Hi. When I run the app I have on pythonanywhere on my local machine, each run is super fast (0.000297784805297852 to 0.00347590446472168 seconds). Once I run it on pythonanywhere, the delay explodes (0.855772972106934 to 4.0600757598877, with the occasional 0.484904527664185 seconds). Is it possible that something is off since the maintenance? We have live users on our app, so it's pretty bad that all of a sudden these delays are here.

I cannot really say whether it is exactly since the maintenance today or whether it started last night. I only started clocking now once the delay was there. Who do I contact with this? I only found a feedback form, which is not really useful in this case, is it?

Thanks, Alex.

Hi there -- the feedback form, forum posts, and email to support@pythonanywhere.com are all handled by the same team, so you can post questions/issues wherever you prefer. The only real difference is that the forums are public -- the other two contact points are email-based.

Regarding your app -- is it something you're running from a console? Or is it a website that your users are accessing? Or a scheduled task? What does it do during its processing -- for example, number-crunching, file access, or database access?

Thanks for the quick response. I run the backend for a chatbot on Telegram. I run it through an hourly task, using this: https://help.pythonanywhere.com/pages/LongRunningTasks/ or the console. The task connects our DB to the Telegram API. It polls the bot, retrieves updates and provides the right answers.

It has been working just fine so far. We noticed massive delays starting this morning and, as I said in the original post, when I run the bot on my local machine, it's fast. So I don't think it could be anything else but pythonanywhere, or am I missing something?

Right, it could be a PythonAnywhere thing, at least so long as you're using the same data on PythonAnywhere as you are locally (as, of course, larger datasets can take longer to process than smaller ones). I can't think of anything that might have made it slow down drastically as a result of the system update, though.

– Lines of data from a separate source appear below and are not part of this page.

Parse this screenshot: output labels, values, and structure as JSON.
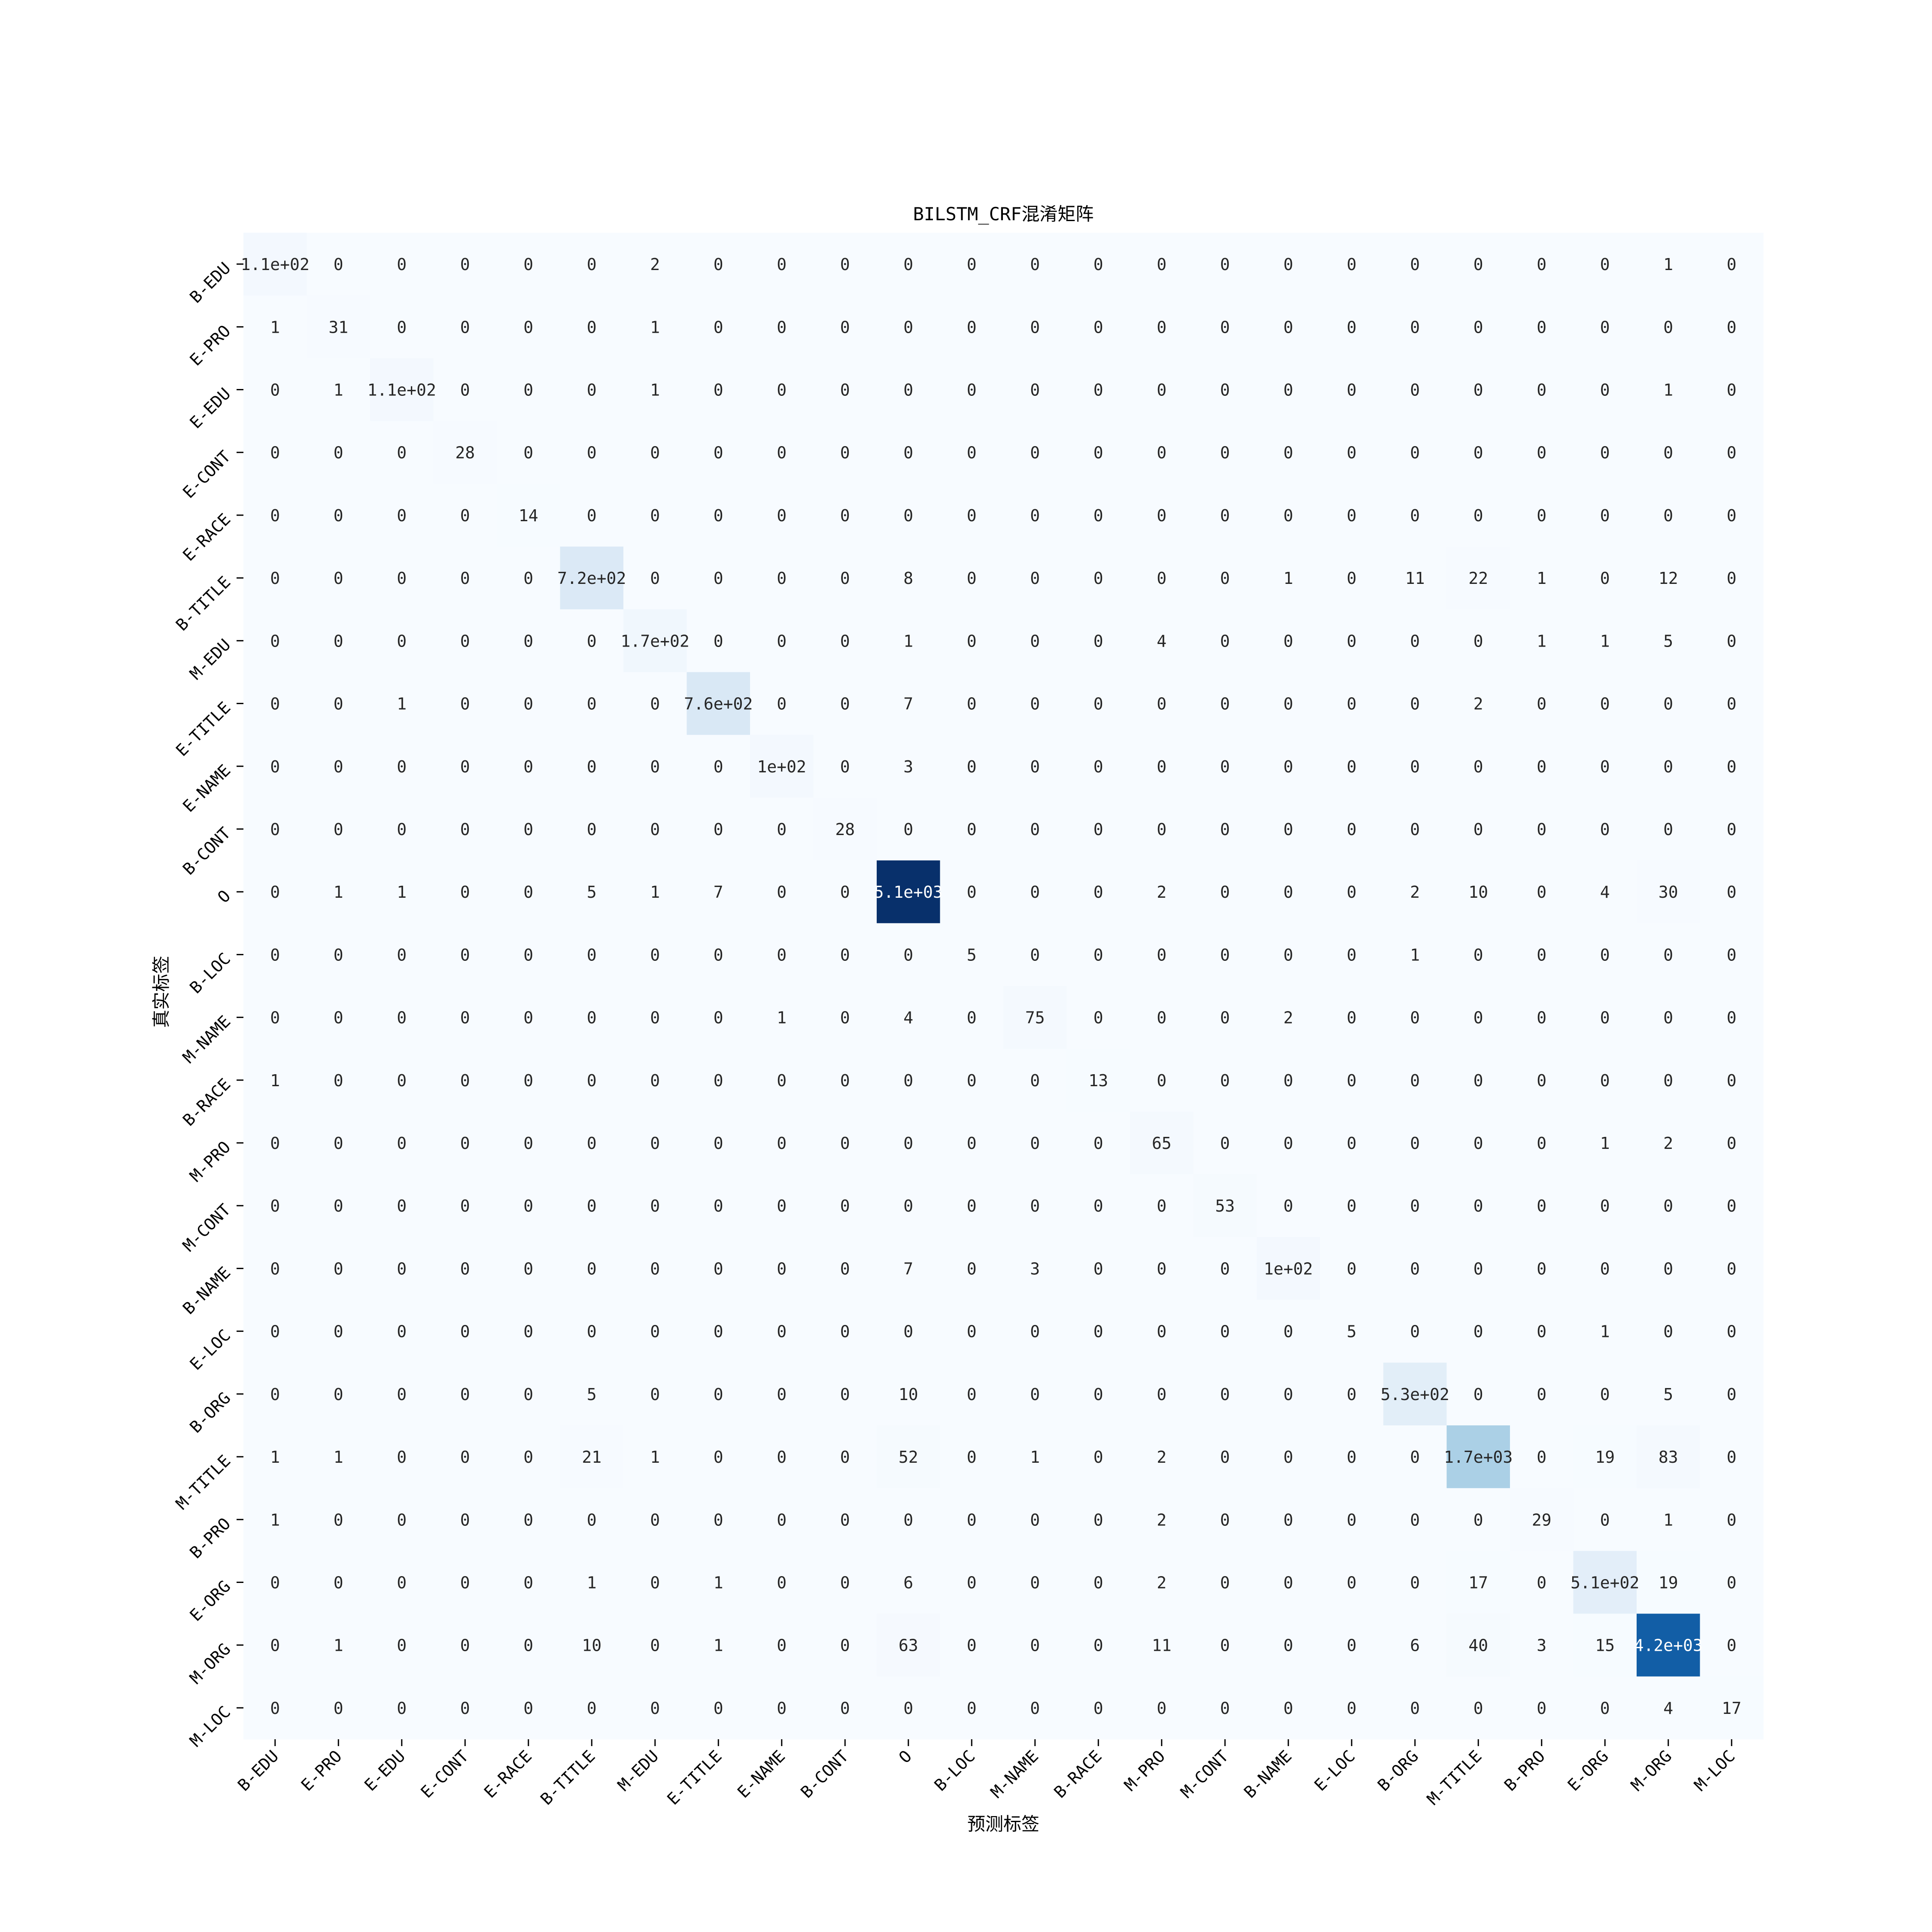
{
  "chart_data": {
    "type": "heatmap",
    "title": "BILSTM_CRF混淆矩阵",
    "xlabel": "预测标签",
    "ylabel": "真实标签",
    "x_labels": [
      "B-EDU",
      "E-PRO",
      "E-EDU",
      "E-CONT",
      "E-RACE",
      "B-TITLE",
      "M-EDU",
      "E-TITLE",
      "E-NAME",
      "B-CONT",
      "O",
      "B-LOC",
      "M-NAME",
      "B-RACE",
      "M-PRO",
      "M-CONT",
      "B-NAME",
      "E-LOC",
      "B-ORG",
      "M-TITLE",
      "B-PRO",
      "E-ORG",
      "M-ORG",
      "M-LOC"
    ],
    "y_labels": [
      "B-EDU",
      "E-PRO",
      "E-EDU",
      "E-CONT",
      "E-RACE",
      "B-TITLE",
      "M-EDU",
      "E-TITLE",
      "E-NAME",
      "B-CONT",
      "O",
      "B-LOC",
      "M-NAME",
      "B-RACE",
      "M-PRO",
      "M-CONT",
      "B-NAME",
      "E-LOC",
      "B-ORG",
      "M-TITLE",
      "B-PRO",
      "E-ORG",
      "M-ORG",
      "M-LOC"
    ],
    "values": [
      [
        110,
        0,
        0,
        0,
        0,
        0,
        2,
        0,
        0,
        0,
        0,
        0,
        0,
        0,
        0,
        0,
        0,
        0,
        0,
        0,
        0,
        0,
        1,
        0
      ],
      [
        1,
        31,
        0,
        0,
        0,
        0,
        1,
        0,
        0,
        0,
        0,
        0,
        0,
        0,
        0,
        0,
        0,
        0,
        0,
        0,
        0,
        0,
        0,
        0
      ],
      [
        0,
        1,
        110,
        0,
        0,
        0,
        1,
        0,
        0,
        0,
        0,
        0,
        0,
        0,
        0,
        0,
        0,
        0,
        0,
        0,
        0,
        0,
        1,
        0
      ],
      [
        0,
        0,
        0,
        28,
        0,
        0,
        0,
        0,
        0,
        0,
        0,
        0,
        0,
        0,
        0,
        0,
        0,
        0,
        0,
        0,
        0,
        0,
        0,
        0
      ],
      [
        0,
        0,
        0,
        0,
        14,
        0,
        0,
        0,
        0,
        0,
        0,
        0,
        0,
        0,
        0,
        0,
        0,
        0,
        0,
        0,
        0,
        0,
        0,
        0
      ],
      [
        0,
        0,
        0,
        0,
        0,
        720,
        0,
        0,
        0,
        0,
        8,
        0,
        0,
        0,
        0,
        0,
        1,
        0,
        11,
        22,
        1,
        0,
        12,
        0
      ],
      [
        0,
        0,
        0,
        0,
        0,
        0,
        170,
        0,
        0,
        0,
        1,
        0,
        0,
        0,
        4,
        0,
        0,
        0,
        0,
        0,
        1,
        1,
        5,
        0
      ],
      [
        0,
        0,
        1,
        0,
        0,
        0,
        0,
        760,
        0,
        0,
        7,
        0,
        0,
        0,
        0,
        0,
        0,
        0,
        0,
        2,
        0,
        0,
        0,
        0
      ],
      [
        0,
        0,
        0,
        0,
        0,
        0,
        0,
        0,
        100,
        0,
        3,
        0,
        0,
        0,
        0,
        0,
        0,
        0,
        0,
        0,
        0,
        0,
        0,
        0
      ],
      [
        0,
        0,
        0,
        0,
        0,
        0,
        0,
        0,
        0,
        28,
        0,
        0,
        0,
        0,
        0,
        0,
        0,
        0,
        0,
        0,
        0,
        0,
        0,
        0
      ],
      [
        0,
        1,
        1,
        0,
        0,
        5,
        1,
        7,
        0,
        0,
        5100,
        0,
        0,
        0,
        2,
        0,
        0,
        0,
        2,
        10,
        0,
        4,
        30,
        0
      ],
      [
        0,
        0,
        0,
        0,
        0,
        0,
        0,
        0,
        0,
        0,
        0,
        5,
        0,
        0,
        0,
        0,
        0,
        0,
        1,
        0,
        0,
        0,
        0,
        0
      ],
      [
        0,
        0,
        0,
        0,
        0,
        0,
        0,
        0,
        1,
        0,
        4,
        0,
        75,
        0,
        0,
        0,
        2,
        0,
        0,
        0,
        0,
        0,
        0,
        0
      ],
      [
        1,
        0,
        0,
        0,
        0,
        0,
        0,
        0,
        0,
        0,
        0,
        0,
        0,
        13,
        0,
        0,
        0,
        0,
        0,
        0,
        0,
        0,
        0,
        0
      ],
      [
        0,
        0,
        0,
        0,
        0,
        0,
        0,
        0,
        0,
        0,
        0,
        0,
        0,
        0,
        65,
        0,
        0,
        0,
        0,
        0,
        0,
        1,
        2,
        0
      ],
      [
        0,
        0,
        0,
        0,
        0,
        0,
        0,
        0,
        0,
        0,
        0,
        0,
        0,
        0,
        0,
        53,
        0,
        0,
        0,
        0,
        0,
        0,
        0,
        0
      ],
      [
        0,
        0,
        0,
        0,
        0,
        0,
        0,
        0,
        0,
        0,
        7,
        0,
        3,
        0,
        0,
        0,
        100,
        0,
        0,
        0,
        0,
        0,
        0,
        0
      ],
      [
        0,
        0,
        0,
        0,
        0,
        0,
        0,
        0,
        0,
        0,
        0,
        0,
        0,
        0,
        0,
        0,
        0,
        5,
        0,
        0,
        0,
        1,
        0,
        0
      ],
      [
        0,
        0,
        0,
        0,
        0,
        5,
        0,
        0,
        0,
        0,
        10,
        0,
        0,
        0,
        0,
        0,
        0,
        0,
        530,
        0,
        0,
        0,
        5,
        0
      ],
      [
        1,
        1,
        0,
        0,
        0,
        21,
        1,
        0,
        0,
        0,
        52,
        0,
        1,
        0,
        2,
        0,
        0,
        0,
        0,
        1700,
        0,
        19,
        83,
        0
      ],
      [
        1,
        0,
        0,
        0,
        0,
        0,
        0,
        0,
        0,
        0,
        0,
        0,
        0,
        0,
        2,
        0,
        0,
        0,
        0,
        0,
        29,
        0,
        1,
        0
      ],
      [
        0,
        0,
        0,
        0,
        0,
        1,
        0,
        1,
        0,
        0,
        6,
        0,
        0,
        0,
        2,
        0,
        0,
        0,
        0,
        17,
        0,
        510,
        19,
        0
      ],
      [
        0,
        1,
        0,
        0,
        0,
        10,
        0,
        1,
        0,
        0,
        63,
        0,
        0,
        0,
        11,
        0,
        0,
        0,
        6,
        40,
        3,
        15,
        4200,
        0
      ],
      [
        0,
        0,
        0,
        0,
        0,
        0,
        0,
        0,
        0,
        0,
        0,
        0,
        0,
        0,
        0,
        0,
        0,
        0,
        0,
        0,
        0,
        0,
        4,
        17
      ]
    ],
    "annotations": [
      [
        "1.1e+02",
        "0",
        "0",
        "0",
        "0",
        "0",
        "2",
        "0",
        "0",
        "0",
        "0",
        "0",
        "0",
        "0",
        "0",
        "0",
        "0",
        "0",
        "0",
        "0",
        "0",
        "0",
        "1",
        "0"
      ],
      [
        "1",
        "31",
        "0",
        "0",
        "0",
        "0",
        "1",
        "0",
        "0",
        "0",
        "0",
        "0",
        "0",
        "0",
        "0",
        "0",
        "0",
        "0",
        "0",
        "0",
        "0",
        "0",
        "0",
        "0"
      ],
      [
        "0",
        "1",
        "1.1e+02",
        "0",
        "0",
        "0",
        "1",
        "0",
        "0",
        "0",
        "0",
        "0",
        "0",
        "0",
        "0",
        "0",
        "0",
        "0",
        "0",
        "0",
        "0",
        "0",
        "1",
        "0"
      ],
      [
        "0",
        "0",
        "0",
        "28",
        "0",
        "0",
        "0",
        "0",
        "0",
        "0",
        "0",
        "0",
        "0",
        "0",
        "0",
        "0",
        "0",
        "0",
        "0",
        "0",
        "0",
        "0",
        "0",
        "0"
      ],
      [
        "0",
        "0",
        "0",
        "0",
        "14",
        "0",
        "0",
        "0",
        "0",
        "0",
        "0",
        "0",
        "0",
        "0",
        "0",
        "0",
        "0",
        "0",
        "0",
        "0",
        "0",
        "0",
        "0",
        "0"
      ],
      [
        "0",
        "0",
        "0",
        "0",
        "0",
        "7.2e+02",
        "0",
        "0",
        "0",
        "0",
        "8",
        "0",
        "0",
        "0",
        "0",
        "0",
        "1",
        "0",
        "11",
        "22",
        "1",
        "0",
        "12",
        "0"
      ],
      [
        "0",
        "0",
        "0",
        "0",
        "0",
        "0",
        "1.7e+02",
        "0",
        "0",
        "0",
        "1",
        "0",
        "0",
        "0",
        "4",
        "0",
        "0",
        "0",
        "0",
        "0",
        "1",
        "1",
        "5",
        "0"
      ],
      [
        "0",
        "0",
        "1",
        "0",
        "0",
        "0",
        "0",
        "7.6e+02",
        "0",
        "0",
        "7",
        "0",
        "0",
        "0",
        "0",
        "0",
        "0",
        "0",
        "0",
        "2",
        "0",
        "0",
        "0",
        "0"
      ],
      [
        "0",
        "0",
        "0",
        "0",
        "0",
        "0",
        "0",
        "0",
        "1e+02",
        "0",
        "3",
        "0",
        "0",
        "0",
        "0",
        "0",
        "0",
        "0",
        "0",
        "0",
        "0",
        "0",
        "0",
        "0"
      ],
      [
        "0",
        "0",
        "0",
        "0",
        "0",
        "0",
        "0",
        "0",
        "0",
        "28",
        "0",
        "0",
        "0",
        "0",
        "0",
        "0",
        "0",
        "0",
        "0",
        "0",
        "0",
        "0",
        "0",
        "0"
      ],
      [
        "0",
        "1",
        "1",
        "0",
        "0",
        "5",
        "1",
        "7",
        "0",
        "0",
        "5.1e+03",
        "0",
        "0",
        "0",
        "2",
        "0",
        "0",
        "0",
        "2",
        "10",
        "0",
        "4",
        "30",
        "0"
      ],
      [
        "0",
        "0",
        "0",
        "0",
        "0",
        "0",
        "0",
        "0",
        "0",
        "0",
        "0",
        "5",
        "0",
        "0",
        "0",
        "0",
        "0",
        "0",
        "1",
        "0",
        "0",
        "0",
        "0",
        "0"
      ],
      [
        "0",
        "0",
        "0",
        "0",
        "0",
        "0",
        "0",
        "0",
        "1",
        "0",
        "4",
        "0",
        "75",
        "0",
        "0",
        "0",
        "2",
        "0",
        "0",
        "0",
        "0",
        "0",
        "0",
        "0"
      ],
      [
        "1",
        "0",
        "0",
        "0",
        "0",
        "0",
        "0",
        "0",
        "0",
        "0",
        "0",
        "0",
        "0",
        "13",
        "0",
        "0",
        "0",
        "0",
        "0",
        "0",
        "0",
        "0",
        "0",
        "0"
      ],
      [
        "0",
        "0",
        "0",
        "0",
        "0",
        "0",
        "0",
        "0",
        "0",
        "0",
        "0",
        "0",
        "0",
        "0",
        "65",
        "0",
        "0",
        "0",
        "0",
        "0",
        "0",
        "1",
        "2",
        "0"
      ],
      [
        "0",
        "0",
        "0",
        "0",
        "0",
        "0",
        "0",
        "0",
        "0",
        "0",
        "0",
        "0",
        "0",
        "0",
        "0",
        "53",
        "0",
        "0",
        "0",
        "0",
        "0",
        "0",
        "0",
        "0"
      ],
      [
        "0",
        "0",
        "0",
        "0",
        "0",
        "0",
        "0",
        "0",
        "0",
        "0",
        "7",
        "0",
        "3",
        "0",
        "0",
        "0",
        "1e+02",
        "0",
        "0",
        "0",
        "0",
        "0",
        "0",
        "0"
      ],
      [
        "0",
        "0",
        "0",
        "0",
        "0",
        "0",
        "0",
        "0",
        "0",
        "0",
        "0",
        "0",
        "0",
        "0",
        "0",
        "0",
        "0",
        "5",
        "0",
        "0",
        "0",
        "1",
        "0",
        "0"
      ],
      [
        "0",
        "0",
        "0",
        "0",
        "0",
        "5",
        "0",
        "0",
        "0",
        "0",
        "10",
        "0",
        "0",
        "0",
        "0",
        "0",
        "0",
        "0",
        "5.3e+02",
        "0",
        "0",
        "0",
        "5",
        "0"
      ],
      [
        "1",
        "1",
        "0",
        "0",
        "0",
        "21",
        "1",
        "0",
        "0",
        "0",
        "52",
        "0",
        "1",
        "0",
        "2",
        "0",
        "0",
        "0",
        "0",
        "1.7e+03",
        "0",
        "19",
        "83",
        "0"
      ],
      [
        "1",
        "0",
        "0",
        "0",
        "0",
        "0",
        "0",
        "0",
        "0",
        "0",
        "0",
        "0",
        "0",
        "0",
        "2",
        "0",
        "0",
        "0",
        "0",
        "0",
        "29",
        "0",
        "1",
        "0"
      ],
      [
        "0",
        "0",
        "0",
        "0",
        "0",
        "1",
        "0",
        "1",
        "0",
        "0",
        "6",
        "0",
        "0",
        "0",
        "2",
        "0",
        "0",
        "0",
        "0",
        "17",
        "0",
        "5.1e+02",
        "19",
        "0"
      ],
      [
        "0",
        "1",
        "0",
        "0",
        "0",
        "10",
        "0",
        "1",
        "0",
        "0",
        "63",
        "0",
        "0",
        "0",
        "11",
        "0",
        "0",
        "0",
        "6",
        "40",
        "3",
        "15",
        "4.2e+03",
        "0"
      ],
      [
        "0",
        "0",
        "0",
        "0",
        "0",
        "0",
        "0",
        "0",
        "0",
        "0",
        "0",
        "0",
        "0",
        "0",
        "0",
        "0",
        "0",
        "0",
        "0",
        "0",
        "0",
        "0",
        "4",
        "17"
      ]
    ],
    "colormap": "Blues",
    "vmin": 0,
    "vmax": 5100,
    "grid": false,
    "legend": "none"
  }
}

What kind of DB are you using? Is it SQLite? That can have pretty poor performance on our systems, because the filesystem is networked rather than locally attached. MySQL or Postgres, which (being server-based) talk directly to their own local storage, are considerably faster.

yeah, I tested with the same data. We currently use SQLite and plan to switch to Postgres soon. Ok. Let's do it like this: I will take this as a reason to switch to Postgres and if the problem persists, I'll reach out to you again. Thanks for the support so far.

Just to be clear though, it was fine yesterday and isn't today. So I think something's off since this morning. Maybe the switch to Postgres will fix it..

Hey Giles, just a quick update. Didn't do anything over night and it is blazingly fast again, even with SQLite. So all seems to be good again. Strange, but at least all problems have disappeared for now.

That's great to hear! And doubly-good news, after some digging, I think I know what the problem was. You're right, it was an issue on our side -- not directly related to the system update, but coincidentally happening at the same time.

It looks like due to a different bit of maintenance that happened yesterday -- which should have been completely invisible to people using the system -- the file server that your account uses had high latency -- that is, if you were reading one large file it would be fine, but lots of small read/writes would have been much slower than they should be. That would explain why I wasn't seeing the problem -- the metrics I was using were all bandwidth-related -- and why other people weren't reporting it -- most filesystem access is bandwidth-bottlenecked -- but does explain why you were seeing it, because SQLite access involves lots of small read/writes so high latency is a serious problem.

Anyway, glad to hear it's all working now. I'd still recommend switching over to MySQL or Postgres anyway, as you'll get much better performance, but at least this removes the urgency :-)

Thanks for the info, Giles. Great you found the issue. I'll do the switch soon. Keep up the good work. Alex.